Linstad acknowledged during his testimony that he had deceived his wife for nearly four years by communicating and exchanging photos, e-mails and text messages with other women on his work phone.
“So it was OK you were talking to all your girlfriends on your work phone?” Assistant County Attorney Patricia Conway asked Linstad.
“It’s not against the rules,” Linstad testified.
“I am not sure how other members of this board feel about the use of phones by Manchester police officers, but this statement causes me a lot of concerns, both financially and legally,” Alderman-at-Large Joseph Kelly Levasseur wrote in a letter to fellow aldermen.
He plans to bring up the issue at Tuesday night’s meeting of the Board of Mayor and Aldermen.
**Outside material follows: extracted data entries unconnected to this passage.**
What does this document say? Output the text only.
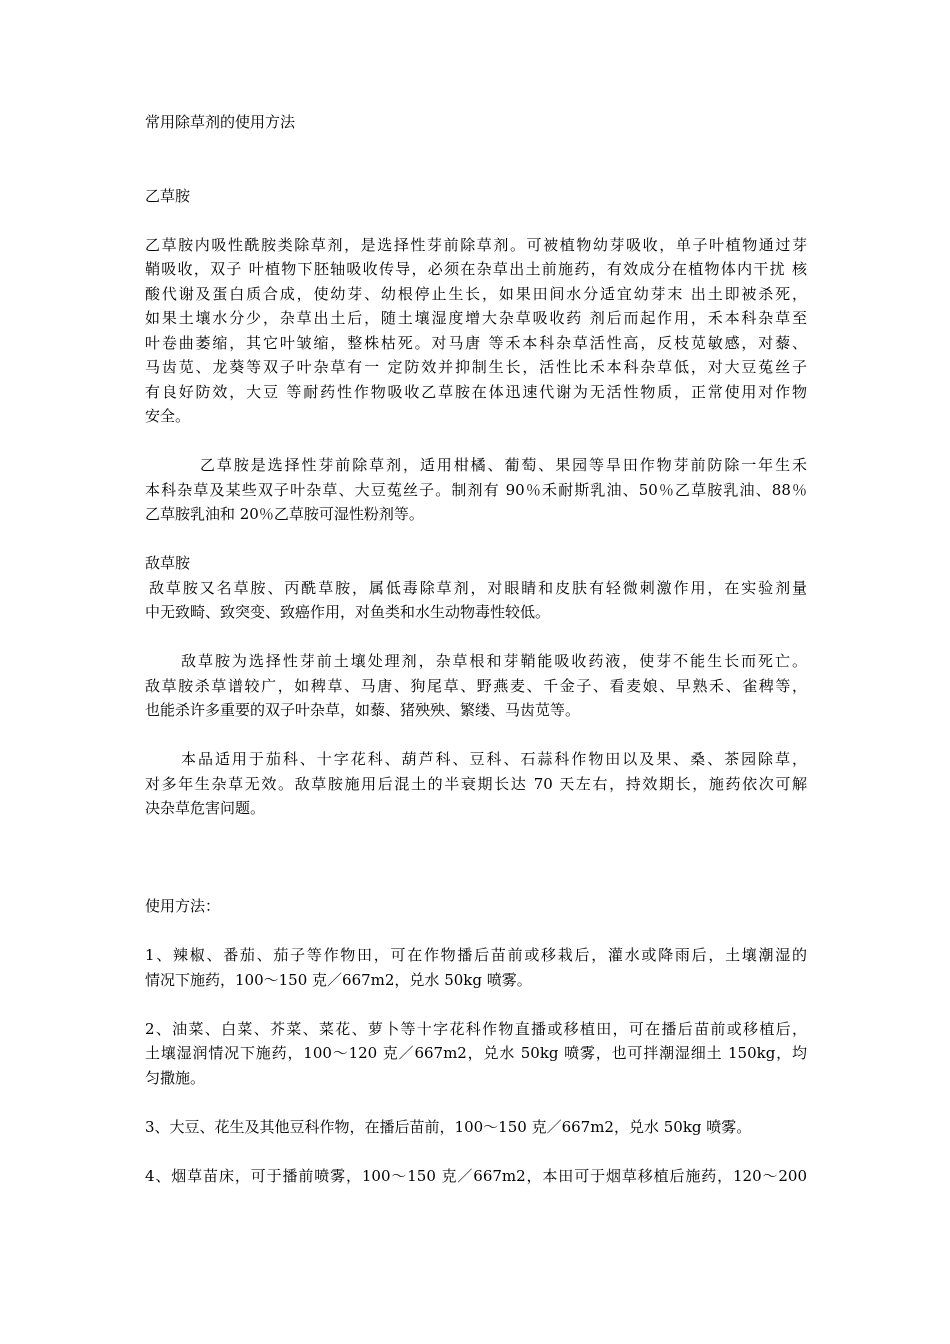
常用除草剂的使用方法
乙草胺
乙草胺内吸性酰胺类除草剂，是选择性芽前除草剂。可被植物幼芽吸收，单子叶植物通过芽
鞘吸收，双子 叶植物下胚轴吸收传导，必须在杂草出土前施药，有效成分在植物体内干扰 核
酸代谢及蛋白质合成，使幼芽、幼根停止生长，如果田间水分适宜幼芽末 出土即被杀死，
如果土壤水分少，杂草出土后，随土壤湿度增大杂草吸收药 剂后而起作用，禾本科杂草至
叶卷曲萎缩，其它叶皱缩，整株枯死。对马唐 等禾本科杂草活性高，反枝苋敏感，对藜、
马齿苋、龙葵等双子叶杂草有一 定防效并抑制生长，活性比禾本科杂草低，对大豆菟丝子
有良好防效，大豆 等耐药性作物吸收乙草胺在体迅速代谢为无活性物质，正常使用对作物
安全。
乙草胺是选择性芽前除草剂，适用柑橘、葡萄、果园等旱田作物芽前防除一年生禾
本科杂草及某些双子叶杂草、大豆菟丝子。制剂有 90％禾耐斯乳油、50％乙草胺乳油、88％
乙草胺乳油和 20％乙草胺可湿性粉剂等。
敌草胺
敌草胺又名草胺、丙酰草胺，属低毒除草剂，对眼睛和皮肤有轻微刺激作用，在实验剂量
中无致畸、致突变、致癌作用，对鱼类和水生动物毒性较低。
敌草胺为选择性芽前土壤处理剂，杂草根和芽鞘能吸收药液，使芽不能生长而死亡。
敌草胺杀草谱较广，如稗草、马唐、狗尾草、野燕麦、千金子、看麦娘、早熟禾、雀稗等，
也能杀许多重要的双子叶杂草，如藜、猪殃殃、繁缕、马齿苋等。
本品适用于茄科、十字花科、葫芦科、豆科、石蒜科作物田以及果、桑、茶园除草，
对多年生杂草无效。敌草胺施用后混土的半衰期长达 70 天左右，持效期长，施药依次可解
决杂草危害问题。
使用方法：
1、辣椒、番茄、茄子等作物田，可在作物播后苗前或移栽后，灌水或降雨后，土壤潮湿的
情况下施药，100～150 克／667m2，兑水 50kg 喷雾。
2、油菜、白菜、芥菜、菜花、萝卜等十字花科作物直播或移植田，可在播后苗前或移植后，
土壤湿润情况下施药，100～120 克／667m2，兑水 50kg 喷雾，也可拌潮湿细土 150kg，均
匀撒施。
3、大豆、花生及其他豆科作物，在播后苗前，100～150 克／667m2，兑水 50kg 喷雾。
4、烟草苗床，可于播前喷雾，100～150 克／667m2，本田可于烟草移植后施药，120～200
That meeting is scheduled for 7:30 p.m. in the Aldermanic Chambers on the third floor of City Hall, One City Hall Plaza.
“I would like the issue concerning the use of ‘work’ phones being used by Manchester officers while ‘working’ and why that use is not against the rules to be addressed,” wrote Levasseur in his letter to the board. “I would like to know the costs associated with these phones, cell phone plans being used, how many minutes are being used and for what reason. There have been serious concerns raised by constituents as to Officer Linstad’s statements concerning the use of phones to send texts and pictures not being against the rules.”
Manchester Police Chief David Mara said Friday his department has already taken measures to ensure such concerns are addressed.
“The phones issued to members of the Community Police Division are on plans where they aren’t capable of sending texts or pictures,” said Mara. “There are a few people in the building that are issued smart phones, but the phones we are talking about here aren’t capable of doing those things. The testimony covers talking with the woman using a work phone.”
Mara said the phones are to be used for police business, but if used for a personal call, the officer is expected to review the monthly bill, compile the minutes that were used for personal calls and reimburse the city.
“The expectation is there that they will give back the money for those minutes,” said Mara. “They are aware of that, and officers are paying the city back.”
Mara said Friday he was not aware if Linstad had reimbursed the city for the minutes used when contacting women on a personal basis.
Cell phone usage in Manchester government was also questioned in 2006. In April of that year, the city school district canceled cell phone contracts after some school board members raised concerns about their cost and personal use by employees. A review of city employee phones at the time showed City Hall spent $11,354 a month on cell phones and pagers for employees, with 30 of the city’s 194 cell phones logging no minutes over the course of a month, while 24 others had charges in excess of $70 a month.